You have 25-1.5foot fence pieces and 1--1.5foot gate. If you place the fenced zone against a barn of infinite size, what is the maximum possible (rectangular) area in the fenced zone, and how long are the sides?

To find the maximum possible area in the fenced zone, we need to determine the dimensions that maximize the area of a rectangle using the given fence pieces.

Let's start by calculating the length of the sides of the rectangle. Each fence piece has a length of 1.5 feet, and we have a total of 25 fence pieces. So, the combined length of all the fence pieces is 1.5 * 25 = 37.5 feet.

Since we also have a gate which takes up a 1.5-foot section, we need to subtract this from the combined length of the fence pieces.
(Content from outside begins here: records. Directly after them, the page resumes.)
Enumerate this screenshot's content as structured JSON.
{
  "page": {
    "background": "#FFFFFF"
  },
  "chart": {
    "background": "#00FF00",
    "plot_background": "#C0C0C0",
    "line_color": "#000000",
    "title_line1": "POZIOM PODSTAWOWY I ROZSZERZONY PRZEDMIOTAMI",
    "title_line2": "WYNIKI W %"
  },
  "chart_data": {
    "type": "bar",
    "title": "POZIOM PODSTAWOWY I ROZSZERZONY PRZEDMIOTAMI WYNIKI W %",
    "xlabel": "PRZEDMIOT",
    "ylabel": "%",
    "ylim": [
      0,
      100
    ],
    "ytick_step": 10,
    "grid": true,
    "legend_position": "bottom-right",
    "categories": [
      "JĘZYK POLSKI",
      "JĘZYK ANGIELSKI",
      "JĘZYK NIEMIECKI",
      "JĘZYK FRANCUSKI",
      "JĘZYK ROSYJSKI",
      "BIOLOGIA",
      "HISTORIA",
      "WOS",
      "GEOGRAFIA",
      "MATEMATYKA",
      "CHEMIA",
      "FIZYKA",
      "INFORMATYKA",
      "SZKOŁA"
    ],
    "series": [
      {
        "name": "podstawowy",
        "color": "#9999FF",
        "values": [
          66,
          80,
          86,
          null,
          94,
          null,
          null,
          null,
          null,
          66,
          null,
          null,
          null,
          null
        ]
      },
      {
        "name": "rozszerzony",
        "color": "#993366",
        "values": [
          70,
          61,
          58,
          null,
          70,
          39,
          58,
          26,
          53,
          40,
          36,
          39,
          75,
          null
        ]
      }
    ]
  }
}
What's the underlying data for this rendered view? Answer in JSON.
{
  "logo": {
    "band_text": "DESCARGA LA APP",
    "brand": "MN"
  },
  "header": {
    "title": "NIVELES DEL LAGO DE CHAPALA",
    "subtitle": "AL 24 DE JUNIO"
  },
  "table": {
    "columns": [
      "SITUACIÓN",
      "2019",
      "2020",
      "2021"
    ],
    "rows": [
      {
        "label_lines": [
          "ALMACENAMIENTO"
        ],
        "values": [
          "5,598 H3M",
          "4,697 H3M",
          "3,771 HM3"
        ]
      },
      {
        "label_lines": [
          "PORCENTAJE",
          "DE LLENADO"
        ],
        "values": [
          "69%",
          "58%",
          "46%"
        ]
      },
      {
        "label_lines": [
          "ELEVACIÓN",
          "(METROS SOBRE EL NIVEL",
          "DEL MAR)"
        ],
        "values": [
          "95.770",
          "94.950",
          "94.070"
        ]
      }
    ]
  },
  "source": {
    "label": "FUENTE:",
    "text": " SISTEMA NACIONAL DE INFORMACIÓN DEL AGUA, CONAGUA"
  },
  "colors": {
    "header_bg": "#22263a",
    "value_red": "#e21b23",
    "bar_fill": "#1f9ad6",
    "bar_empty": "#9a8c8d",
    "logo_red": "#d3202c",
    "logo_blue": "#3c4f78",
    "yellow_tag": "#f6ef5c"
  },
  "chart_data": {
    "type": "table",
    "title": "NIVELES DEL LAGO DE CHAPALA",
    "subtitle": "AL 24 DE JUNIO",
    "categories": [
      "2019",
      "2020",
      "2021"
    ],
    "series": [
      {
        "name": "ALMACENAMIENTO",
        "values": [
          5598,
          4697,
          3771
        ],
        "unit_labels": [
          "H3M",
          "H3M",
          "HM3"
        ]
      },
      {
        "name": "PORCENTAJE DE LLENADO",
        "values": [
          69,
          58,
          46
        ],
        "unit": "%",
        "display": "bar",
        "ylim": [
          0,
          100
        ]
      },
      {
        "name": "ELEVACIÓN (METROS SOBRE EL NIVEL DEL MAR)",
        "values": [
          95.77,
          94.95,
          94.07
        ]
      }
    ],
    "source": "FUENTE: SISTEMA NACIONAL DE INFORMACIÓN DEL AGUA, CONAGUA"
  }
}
Therefore, the usable length for the sides of the rectangle is 37.5 - 1.5 = 36 feet.

Now, let's find the dimensions that maximize the area. Since the area of a rectangle is maximized when it has equal side lengths (a square), we need to find two side lengths that add up to 36 feet (the usable length).
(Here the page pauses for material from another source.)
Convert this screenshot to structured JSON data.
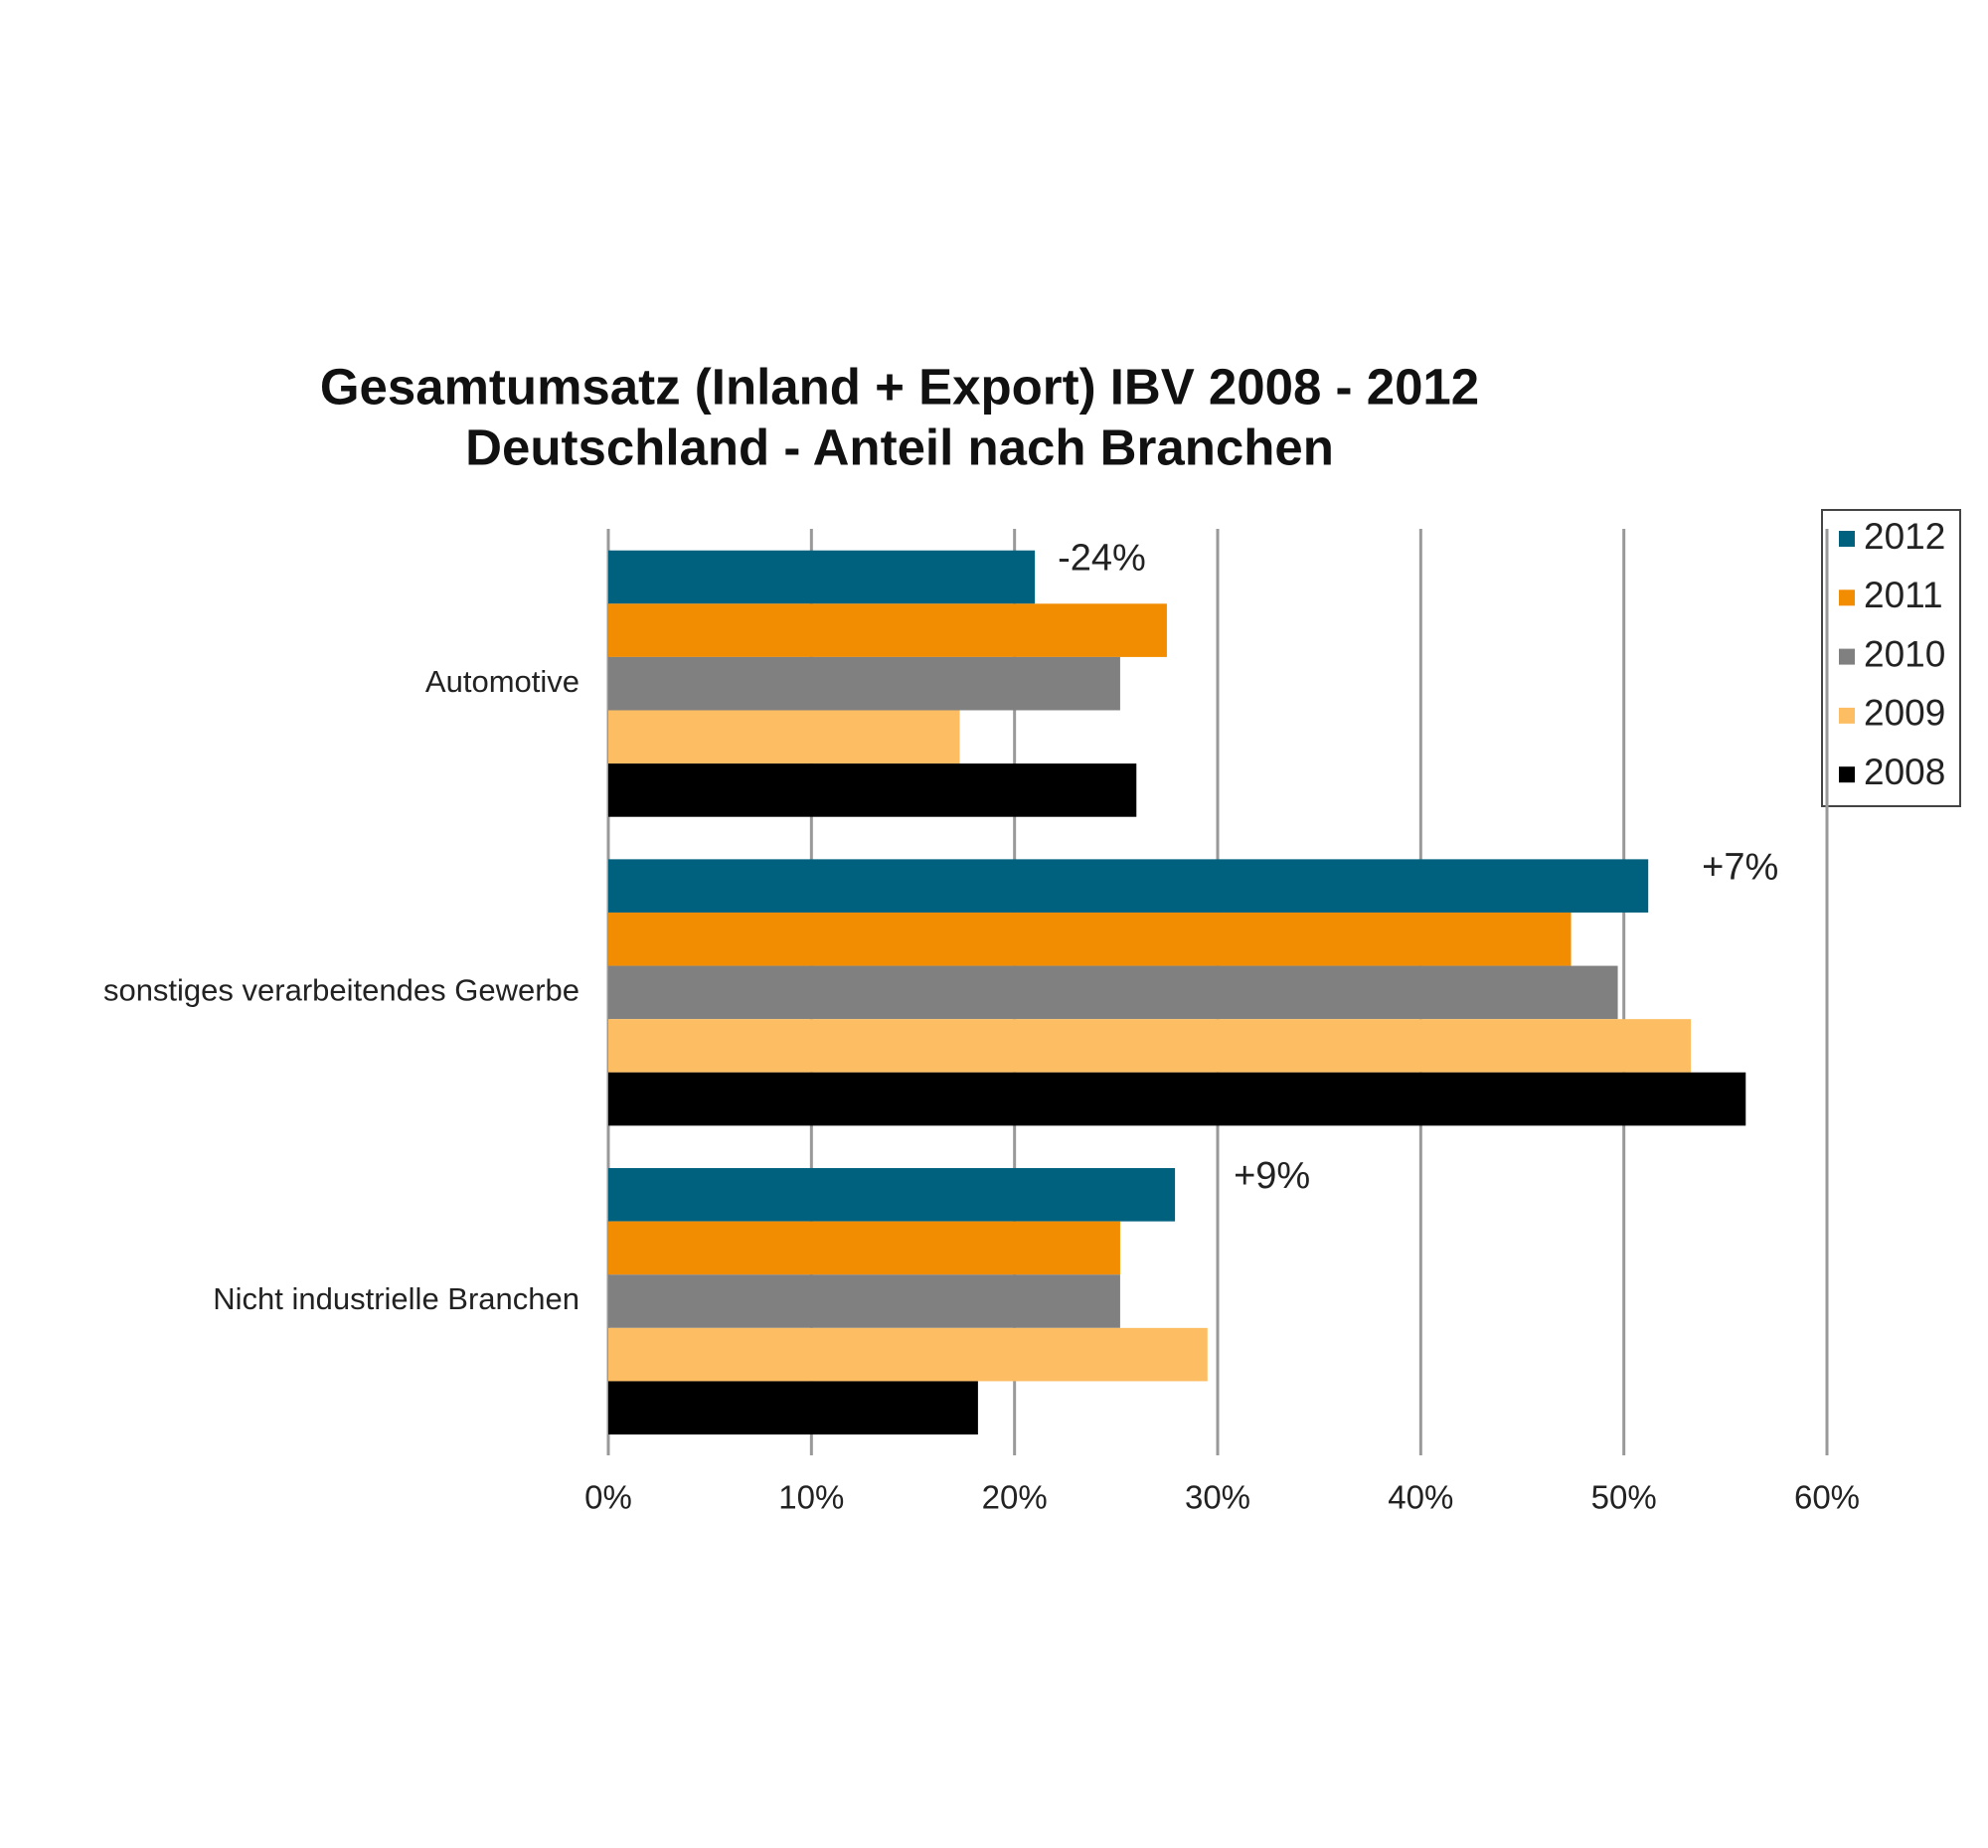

We can try different combinations of side lengths that add up to 36 to find the dimensions that maximize the area.

Let's start with a square. If both sides have a length of 18 feet, then the area would be 18 * 18 = 324 square feet.

Now, let's try a rectangle. We can choose a different length for one side while keeping the sum of the sides equal to 36.

Let's say one side has a length of 20 feet; then the other side would need to be 16 feet to maintain a sum of 36.

The area of this rectangle would be 20 * 16 = 320 square feet.

We can continue trying different dimensions, but we can see that the maximum area is obtained when the rectangle is actually a square, with side lengths of 18 feet each.

Therefore, the maximum possible rectangular area in the fenced zone is 324 square feet, and the sides are 18 feet long.